Sintering energy conservation in extrusion-based 3D printing of porcelain ceramics blended with copper and allied alloys: A sustainable approach

Abstract

This study investigates the use of copper particles in porcelain ceramics for reduced sintering temperature effort as a part of a sustainable environment. Porcelain powder is mixed with 10 wt% copper powder, 25.3 wt% water, and 12.6 wt% ethanol, and the rheological characterization is made. The rheological characterization of the initial slurry and the phases that evolved during sintering at various temperatures were studied. With suitable rheology of slurry, prototype parts are manufactured by 3D printing. The length-to-diameter ratio of the nozzle, stand-off distance, and type of underlying substrates are also observed to influence the printability. The sintering is performed in the temperature range of 500 °C–1200 °C. The sintered parts were characterized for various phases in the selected temperature range. In addition, a study was conducted to find sintering temperature variation with the percentage of copper addition made by mixing brass and bronze with multiple compositions of zinc and tin, respectively.

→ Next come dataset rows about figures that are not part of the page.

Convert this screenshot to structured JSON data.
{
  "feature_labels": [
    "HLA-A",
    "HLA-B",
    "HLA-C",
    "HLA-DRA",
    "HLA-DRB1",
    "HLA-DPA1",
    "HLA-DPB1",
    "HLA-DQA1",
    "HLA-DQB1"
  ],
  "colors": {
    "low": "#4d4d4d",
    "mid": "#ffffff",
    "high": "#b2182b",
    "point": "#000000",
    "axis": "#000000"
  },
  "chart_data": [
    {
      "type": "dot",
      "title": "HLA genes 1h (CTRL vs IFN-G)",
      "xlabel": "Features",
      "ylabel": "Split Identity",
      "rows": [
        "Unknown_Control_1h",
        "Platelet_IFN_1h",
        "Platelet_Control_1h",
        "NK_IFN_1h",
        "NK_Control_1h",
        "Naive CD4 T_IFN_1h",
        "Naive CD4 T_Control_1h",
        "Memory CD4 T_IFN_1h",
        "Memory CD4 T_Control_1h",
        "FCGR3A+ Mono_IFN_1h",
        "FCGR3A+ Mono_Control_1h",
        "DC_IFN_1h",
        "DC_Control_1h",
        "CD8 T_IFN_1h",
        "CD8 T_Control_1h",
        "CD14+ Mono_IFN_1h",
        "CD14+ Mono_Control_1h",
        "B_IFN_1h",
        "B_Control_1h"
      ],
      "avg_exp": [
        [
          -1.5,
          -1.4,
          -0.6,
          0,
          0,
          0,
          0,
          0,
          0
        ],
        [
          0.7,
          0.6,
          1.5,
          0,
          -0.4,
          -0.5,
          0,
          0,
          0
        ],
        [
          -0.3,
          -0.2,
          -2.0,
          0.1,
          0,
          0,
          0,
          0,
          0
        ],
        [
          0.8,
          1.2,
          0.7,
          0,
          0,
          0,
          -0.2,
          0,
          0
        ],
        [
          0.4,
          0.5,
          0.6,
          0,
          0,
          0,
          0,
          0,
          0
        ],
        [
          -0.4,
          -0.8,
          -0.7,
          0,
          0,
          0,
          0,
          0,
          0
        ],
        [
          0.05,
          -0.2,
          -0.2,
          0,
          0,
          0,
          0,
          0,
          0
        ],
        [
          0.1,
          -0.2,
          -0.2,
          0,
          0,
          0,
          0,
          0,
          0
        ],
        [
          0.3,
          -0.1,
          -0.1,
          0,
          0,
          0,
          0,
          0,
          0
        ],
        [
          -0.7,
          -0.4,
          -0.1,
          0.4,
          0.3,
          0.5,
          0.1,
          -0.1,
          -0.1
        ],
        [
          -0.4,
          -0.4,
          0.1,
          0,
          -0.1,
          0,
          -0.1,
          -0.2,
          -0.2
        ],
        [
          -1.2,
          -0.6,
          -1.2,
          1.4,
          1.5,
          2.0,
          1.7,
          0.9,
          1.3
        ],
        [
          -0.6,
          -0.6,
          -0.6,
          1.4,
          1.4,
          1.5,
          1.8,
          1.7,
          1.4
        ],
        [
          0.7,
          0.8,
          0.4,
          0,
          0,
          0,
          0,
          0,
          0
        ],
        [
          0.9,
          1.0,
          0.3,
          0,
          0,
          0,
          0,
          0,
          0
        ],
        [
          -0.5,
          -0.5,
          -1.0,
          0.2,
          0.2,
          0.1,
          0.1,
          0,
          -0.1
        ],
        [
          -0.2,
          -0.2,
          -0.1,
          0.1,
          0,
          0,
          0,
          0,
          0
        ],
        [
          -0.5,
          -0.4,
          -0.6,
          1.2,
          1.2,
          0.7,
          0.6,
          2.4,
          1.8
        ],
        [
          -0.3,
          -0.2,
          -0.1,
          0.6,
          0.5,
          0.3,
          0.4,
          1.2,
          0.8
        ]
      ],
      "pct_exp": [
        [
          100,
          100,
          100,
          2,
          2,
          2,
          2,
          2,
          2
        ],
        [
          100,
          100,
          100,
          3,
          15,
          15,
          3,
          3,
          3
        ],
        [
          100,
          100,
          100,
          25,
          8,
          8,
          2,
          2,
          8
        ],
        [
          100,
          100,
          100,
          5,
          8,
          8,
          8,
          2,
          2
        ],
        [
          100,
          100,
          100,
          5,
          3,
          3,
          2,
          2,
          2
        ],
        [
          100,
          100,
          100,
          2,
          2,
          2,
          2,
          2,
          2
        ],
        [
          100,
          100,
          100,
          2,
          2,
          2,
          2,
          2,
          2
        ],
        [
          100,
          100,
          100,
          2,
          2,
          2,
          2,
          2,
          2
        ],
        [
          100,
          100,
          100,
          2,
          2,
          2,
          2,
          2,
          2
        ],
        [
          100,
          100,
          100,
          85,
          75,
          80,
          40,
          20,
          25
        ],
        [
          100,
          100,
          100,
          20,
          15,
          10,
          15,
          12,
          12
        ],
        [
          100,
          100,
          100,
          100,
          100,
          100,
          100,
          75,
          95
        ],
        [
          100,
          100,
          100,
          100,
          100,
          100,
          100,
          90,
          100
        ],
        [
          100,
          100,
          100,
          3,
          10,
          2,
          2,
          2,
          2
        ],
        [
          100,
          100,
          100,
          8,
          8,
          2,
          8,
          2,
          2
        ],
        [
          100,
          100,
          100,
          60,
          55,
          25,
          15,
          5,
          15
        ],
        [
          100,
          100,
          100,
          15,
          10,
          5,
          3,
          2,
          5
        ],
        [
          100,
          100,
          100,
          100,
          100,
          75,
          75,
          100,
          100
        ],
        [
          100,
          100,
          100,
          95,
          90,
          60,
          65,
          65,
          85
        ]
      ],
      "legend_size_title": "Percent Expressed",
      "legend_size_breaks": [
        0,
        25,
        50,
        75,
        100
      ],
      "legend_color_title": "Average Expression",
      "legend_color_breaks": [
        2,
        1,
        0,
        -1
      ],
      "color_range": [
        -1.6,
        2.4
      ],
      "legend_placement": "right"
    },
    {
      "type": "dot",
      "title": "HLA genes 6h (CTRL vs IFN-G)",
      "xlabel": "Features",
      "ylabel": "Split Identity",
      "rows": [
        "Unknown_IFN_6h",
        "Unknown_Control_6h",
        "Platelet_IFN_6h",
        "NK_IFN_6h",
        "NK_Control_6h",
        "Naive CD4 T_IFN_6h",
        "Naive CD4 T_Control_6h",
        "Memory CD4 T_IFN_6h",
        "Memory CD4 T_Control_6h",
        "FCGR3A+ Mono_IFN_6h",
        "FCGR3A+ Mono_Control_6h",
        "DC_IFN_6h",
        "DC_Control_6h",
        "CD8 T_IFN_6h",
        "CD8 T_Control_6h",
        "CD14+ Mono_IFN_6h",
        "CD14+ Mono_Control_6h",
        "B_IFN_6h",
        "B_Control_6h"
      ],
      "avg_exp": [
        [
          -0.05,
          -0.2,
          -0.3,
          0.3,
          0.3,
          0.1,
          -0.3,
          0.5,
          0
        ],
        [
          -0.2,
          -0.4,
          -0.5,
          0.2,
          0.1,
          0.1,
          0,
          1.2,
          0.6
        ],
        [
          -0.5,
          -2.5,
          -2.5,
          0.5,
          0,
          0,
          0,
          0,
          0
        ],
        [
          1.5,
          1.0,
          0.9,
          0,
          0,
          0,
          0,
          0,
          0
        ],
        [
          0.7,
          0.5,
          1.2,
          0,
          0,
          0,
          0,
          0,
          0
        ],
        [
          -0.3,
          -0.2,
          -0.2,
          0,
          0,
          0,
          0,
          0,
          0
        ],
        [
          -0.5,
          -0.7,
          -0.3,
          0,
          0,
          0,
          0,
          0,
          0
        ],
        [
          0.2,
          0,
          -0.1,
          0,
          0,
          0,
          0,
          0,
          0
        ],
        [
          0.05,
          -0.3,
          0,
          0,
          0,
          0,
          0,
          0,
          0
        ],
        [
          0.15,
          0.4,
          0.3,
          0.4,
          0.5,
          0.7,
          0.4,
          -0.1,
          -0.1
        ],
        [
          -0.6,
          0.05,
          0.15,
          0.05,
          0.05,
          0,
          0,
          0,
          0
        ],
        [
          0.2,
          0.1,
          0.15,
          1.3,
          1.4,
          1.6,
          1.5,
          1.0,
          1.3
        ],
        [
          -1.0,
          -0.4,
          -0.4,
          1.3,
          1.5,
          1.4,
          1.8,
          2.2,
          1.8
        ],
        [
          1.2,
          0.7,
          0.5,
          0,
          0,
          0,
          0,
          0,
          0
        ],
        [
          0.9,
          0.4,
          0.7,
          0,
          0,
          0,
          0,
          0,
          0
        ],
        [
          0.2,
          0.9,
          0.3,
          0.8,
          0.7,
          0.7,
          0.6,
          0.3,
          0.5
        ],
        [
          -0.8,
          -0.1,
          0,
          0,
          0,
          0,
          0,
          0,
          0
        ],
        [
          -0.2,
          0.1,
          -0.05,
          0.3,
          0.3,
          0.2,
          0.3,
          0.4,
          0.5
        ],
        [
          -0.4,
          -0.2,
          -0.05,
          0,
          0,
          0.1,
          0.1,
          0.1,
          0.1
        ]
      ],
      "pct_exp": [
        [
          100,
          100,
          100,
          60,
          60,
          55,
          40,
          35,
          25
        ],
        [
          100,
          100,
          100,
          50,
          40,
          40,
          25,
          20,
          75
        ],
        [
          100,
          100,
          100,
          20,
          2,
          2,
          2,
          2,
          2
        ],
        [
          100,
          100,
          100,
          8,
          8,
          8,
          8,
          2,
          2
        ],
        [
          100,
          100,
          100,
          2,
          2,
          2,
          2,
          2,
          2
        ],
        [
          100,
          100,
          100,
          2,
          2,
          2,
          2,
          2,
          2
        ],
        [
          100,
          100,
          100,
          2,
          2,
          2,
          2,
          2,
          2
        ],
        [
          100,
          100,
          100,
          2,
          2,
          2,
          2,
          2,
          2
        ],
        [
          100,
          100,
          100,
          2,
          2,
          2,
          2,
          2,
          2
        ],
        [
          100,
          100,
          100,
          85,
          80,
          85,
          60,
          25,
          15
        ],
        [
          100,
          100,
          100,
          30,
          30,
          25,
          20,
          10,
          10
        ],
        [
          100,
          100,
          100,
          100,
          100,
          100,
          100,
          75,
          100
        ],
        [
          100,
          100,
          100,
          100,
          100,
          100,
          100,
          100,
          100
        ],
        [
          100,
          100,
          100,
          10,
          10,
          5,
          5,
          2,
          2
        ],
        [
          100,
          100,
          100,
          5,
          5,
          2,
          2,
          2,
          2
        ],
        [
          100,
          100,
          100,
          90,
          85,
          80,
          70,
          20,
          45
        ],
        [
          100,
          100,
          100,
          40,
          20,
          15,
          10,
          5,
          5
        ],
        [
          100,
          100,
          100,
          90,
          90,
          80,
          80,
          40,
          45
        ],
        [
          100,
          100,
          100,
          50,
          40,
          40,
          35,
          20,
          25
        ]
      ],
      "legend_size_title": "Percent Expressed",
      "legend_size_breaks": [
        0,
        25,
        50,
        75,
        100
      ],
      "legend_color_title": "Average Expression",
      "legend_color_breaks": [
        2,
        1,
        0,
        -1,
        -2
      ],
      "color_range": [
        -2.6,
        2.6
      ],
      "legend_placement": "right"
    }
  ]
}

Once the standards are established with copper in a research-based printer, porcelain with other elements is printed on a bulk printer, ensuring repeatability. The retention of natural binder kaolinite at various temperatures is also verified. This study also opens a new dimension for sustainable multi-material ceramic 3D printing with increased solid loading at ease with required customization. The results showed that adding copper particles to the porcelain powder reduced the sintering temperature by up to 200 °C. The study concluded that adding copper particles to porcelain is a promising method for sustainable 3D printing of ceramics.